- Born: Jerusalem, Israel
- Education: Tel Aviv University, London School of Hygiene and Tropical Medicine
- Known for: Speciality in tropical diseases and travel medicine
- Scientific career
- Fields: Medicine
- Workplaces: Tel Aviv University, Sheba Medical Center

= Eli Schwartz =

Israeli physician and professor of medicine

Eliezer (Eli) Schwartz (Hebrew: אליעזר שוורץ; born in Jerusalem, Israel) MD, DTMH is an Israeli physician, known for his specialty in tropical diseases and travel medicine. He is a founding member of the International Society of Travel Medicine (ISTM) and served as chair of its Professional Education Committee. Schwartz is currently president of the Asia Pacific Travel Health Society (APTHS) as well as the Israel Society for Parasitology, Protozoology and Tropical Diseases (ISPPTD). At clinical practice, he is head of the Center for Travel Medicine and Tropical Diseases at the Sheba Medical Center. He is also a professor at the Sackler Faculty of Medicine, Tel Aviv University.

==Biography==
Born in Jerusalem, Israel, he completed his MD at the Tel Aviv University. He later traveled to London to receive a DTMH at the London School of Hygiene and Tropical Medicine.

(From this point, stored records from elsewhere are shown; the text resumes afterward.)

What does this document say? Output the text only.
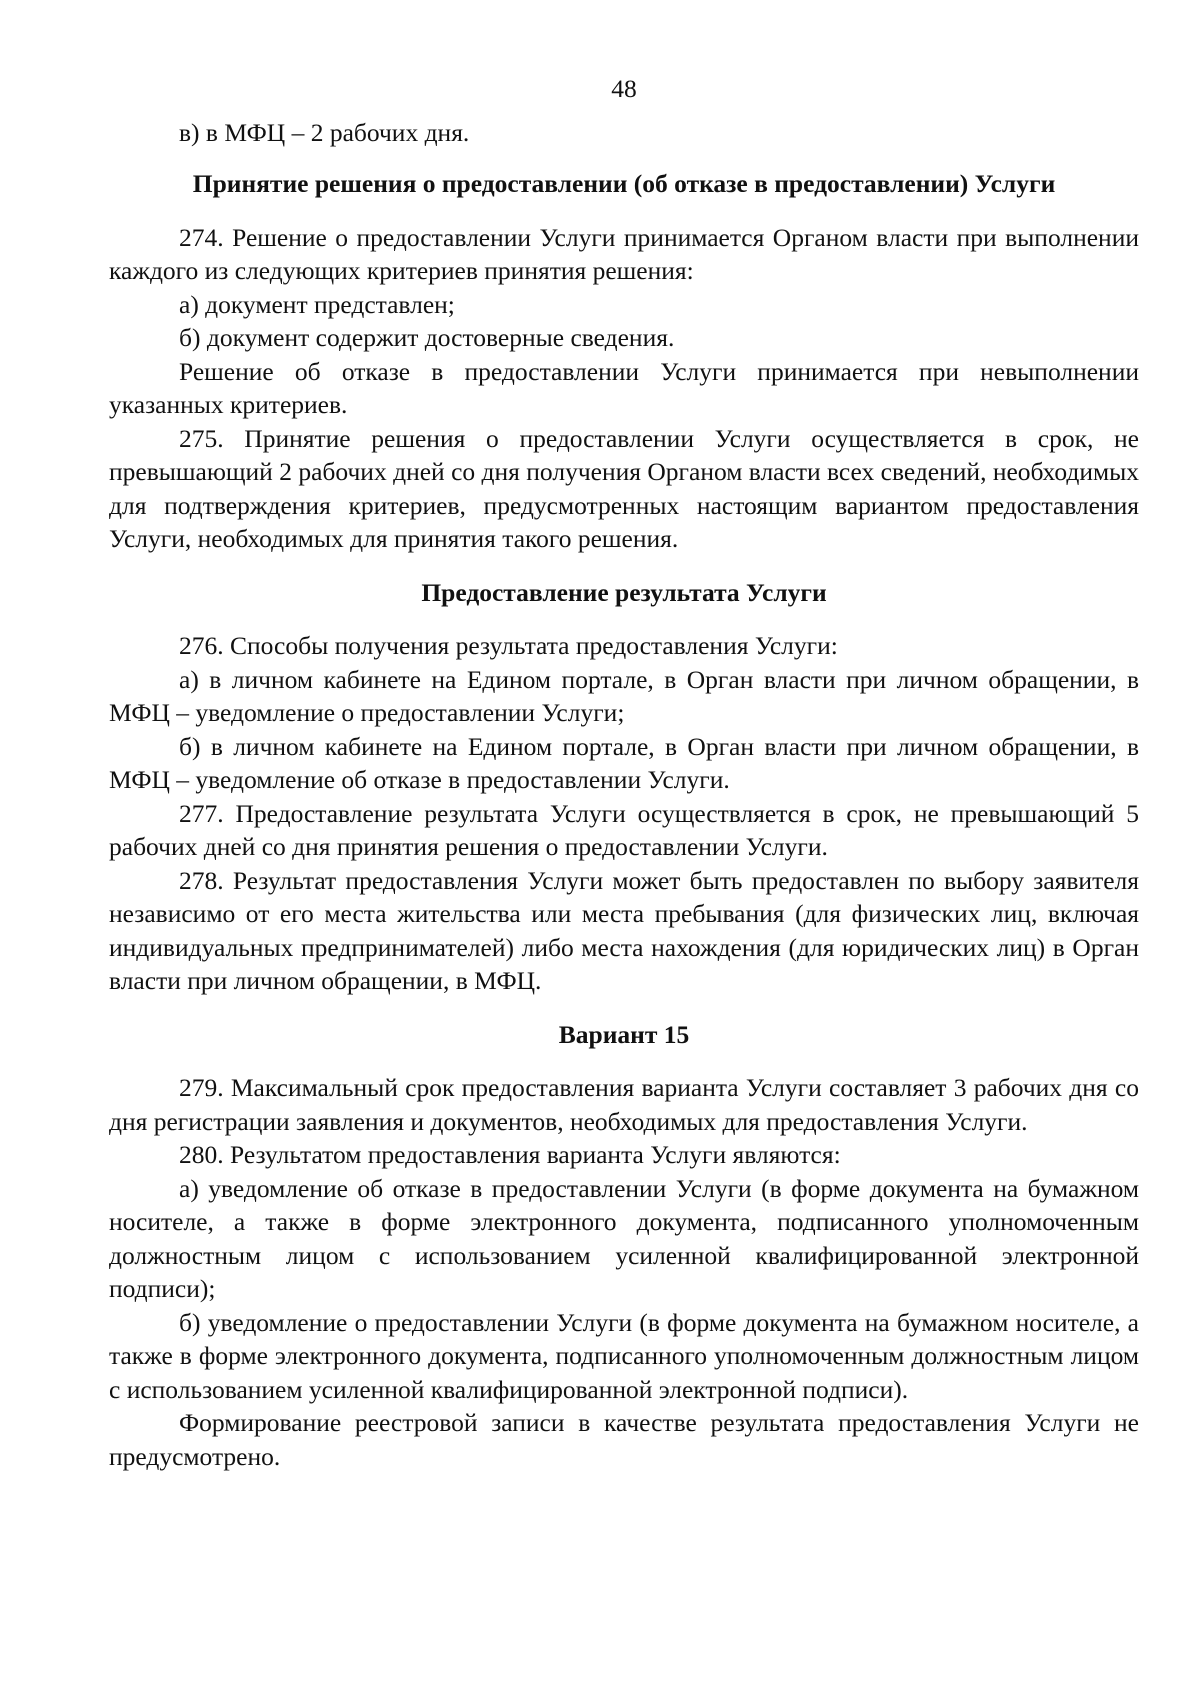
48

в) в МФЦ – 2 рабочих дня.

Принятие решения о предоставлении (об отказе в предоставлении) Услуги

274. Решение о предоставлении Услуги принимается Органом власти при выполнении каждого из следующих критериев принятия решения:

а) документ представлен;

б) документ содержит достоверные сведения.

Решение об отказе в предоставлении Услуги принимается при невыполнении указанных критериев.

275. Принятие решения о предоставлении Услуги осуществляется в срок, не превышающий 2 рабочих дней со дня получения Органом власти всех сведений, необходимых для подтверждения критериев, предусмотренных настоящим вариантом предоставления Услуги, необходимых для принятия такого решения.

Предоставление результата Услуги

276. Способы получения результата предоставления Услуги:

а) в личном кабинете на Едином портале, в Орган власти при личном обращении, в МФЦ – уведомление о предоставлении Услуги;

б) в личном кабинете на Едином портале, в Орган власти при личном обращении, в МФЦ – уведомление об отказе в предоставлении Услуги.

277. Предоставление результата Услуги осуществляется в срок, не превышающий 5 рабочих дней со дня принятия решения о предоставлении Услуги.

278. Результат предоставления Услуги может быть предоставлен по выбору заявителя независимо от его места жительства или места пребывания (для физических лиц, включая индивидуальных предпринимателей) либо места нахождения (для юридических лиц) в Орган власти при личном обращении, в МФЦ.

Вариант 15

279. Максимальный срок предоставления варианта Услуги составляет 3 рабочих дня со дня регистрации заявления и документов, необходимых для предоставления Услуги.

280. Результатом предоставления варианта Услуги являются:

а) уведомление об отказе в предоставлении Услуги (в форме документа на бумажном носителе, а также в форме электронного документа, подписанного уполномоченным должностным лицом с использованием усиленной квалифицированной электронной подписи);

б) уведомление о предоставлении Услуги (в форме документа на бумажном носителе, а также в форме электронного документа, подписанного уполномоченным должностным лицом с использованием усиленной квалифицированной электронной подписи).

Формирование реестровой записи в качестве результата предоставления Услуги не предусмотрено.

Schwartz specialises in tropical diseases and travel medicine since 1980. He has lived in Nepal for two years and worked in the CIWEC Clinic Travel Medicine Center in Kathmandu, and travels to many countries in Asia and Africa, thus gaining much expertise. He is a professor at the Sackler Faculty of Medicine, Tel Aviv University, where he guides doctoral student, among others. He has published over 200 scientific papers in his scientific field.

In 1999 he was awarded the Vincenzo Marcolongo Memorial Lectureship.

==Professional organizations==
Schwartz is a founding member of the International Society of Travel Medicine, has been part of its executive committee (2003–2007) and served as chair of its Professional Education Committee. He is currently member of the Continuing Professional Development Committee and the Examination Committee. Schwartz is member of the editorial board of the Journal of Travel Medicine In the GeoSentinel global surveillance network of the ITSM and the CDC, he is the Israeli site director.

He is also president of the Asia Pacific Travel Health Society (APTHS). In Israel he is president of the Israel Society for Parasitology, Protozoology and Tropical Diseases (ITPPTD).

==Other activities==
Schwartz is a consultant for the Israeli Ministry of Foreign Affairs as well as various governments in tropical countries. In this position, he has treated UN troops in Angola, as well as the leader of Eritrea, thus serving Israel's diplomatic relations as well as his patients. He has also worked at the Cambodian refugee camps in 1980, and served as a consultant to the Government of Zanzibar (1994) and worked in Ethiopia (1991, 1999) and Senegal (2001).

==Publications==
- Tropical Diseases in Travelers (Eli Schwartz ed). John Wiley & Sons, NY, 2009. 504 pages. ISBN 978-1-4051-8441-0
- Travel Medicine: Tales Behind the Science (Advances in Tourism Research) (Annelies Wilder-Smith, Eli Schwartz, Marc Shaw ed). Elsevier Science, NY, 2008. 333 pages. ISBN 978-0-08-045359-0
- A Hidden Traveler: Narratives of travelers with tropical diseases. By: Eli Schwartz, Orna Schatz-Oppenheimer. Ramot Publishing, Tel Aviv University, Tel Aviv, 2009. 248 pages. The ISBN even at the publisher (978-965-274-448-4) is bad, causing a checksum error.